Despite a vote of defeat, Democratic Congressman Al Green of Texas says President Donald Trump's impeachment process is just getting started.
On Dec. 6, Green unsuccessfully forced a vote on impeachment in the House of Representatives, losing with a tally of 364 votes to 58, Newsweek reports.
As Special Counsel Robert Mueller's Russia investigation is still ongoing, Green could not attempt to impeach Donald Trump on obstruction of justice allegations.
Instead, Green accused the president of discrimination and creating a culture of division. He recalled how Donald Trump, for example, failed to quickly condemn white nationalist marchers in Charlottesville, The Washington Post reports.
"Hatred disguised as acceptable political correctness has festered in our body politic and polluted our discourse to our detriment," Green wrote. "It divides and damages the social fabric of our country in ways that obstruction of justice cannot. It causes unparalleled destruction to our society in the long- and short-term that will not easily heal."
Not only was the vote unpopular among Republicans, leading Democrats such as House Minority Leader Nancy Pelosi of California and Democratic Minority Whip Steny Hoyer of Maryland also did not support the move.
The two argued the country must not act until and if Mueller's Russia investigation proves a crime was committed.
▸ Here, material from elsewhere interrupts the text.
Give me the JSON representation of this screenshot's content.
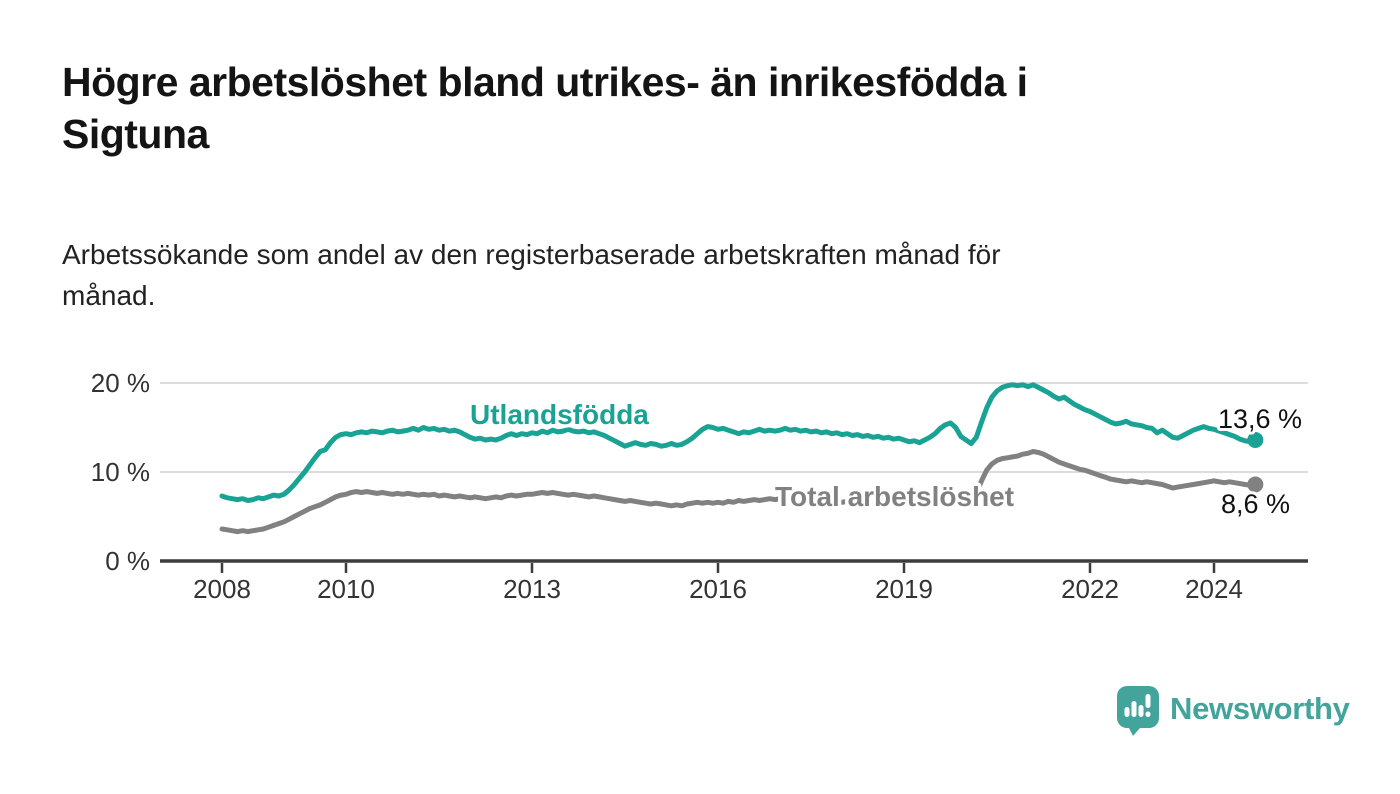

"Legitimate questions have been raised about [Donald Trump's] fitness to lead this nation," Pelosi and Hoyer agreed in a joint statement. "Right now, Congressional committees continue to be deeply engaged in investigations into the President’s actions both before and after his inauguration. The special counsel’s investigation is moving forward as well, and those inquiries should be allowed to continue. Now is not the time to consider articles of impeachment."
Nevertheless, Green remains hopeful this is just the beginning of the end for Donald Trump, calling the 58 votes "pleasantly pleasing."
"I’m convinced it won’t be a non-event," he said, adding that he did not canvass votes beforehand. "There are some people who would like it to be just a footnote in history. I think that this will be a significant historical event. And the people who took that vote to decide to take the road less traveled are going to become a piece of history that scholars will review."
Green continues, claiming he is already drafting up new articles for impeachment.
"I think this is a process and this is another step in this process," the politician said. "I’ve started on additional articles of impeachment and I’m not going to give up, I won’t give in. There is no rush to be first but there is belief that we have to act, that it’s important for us to show the world that we have little tolerance for the kind of bigotry that emanates from the presidency."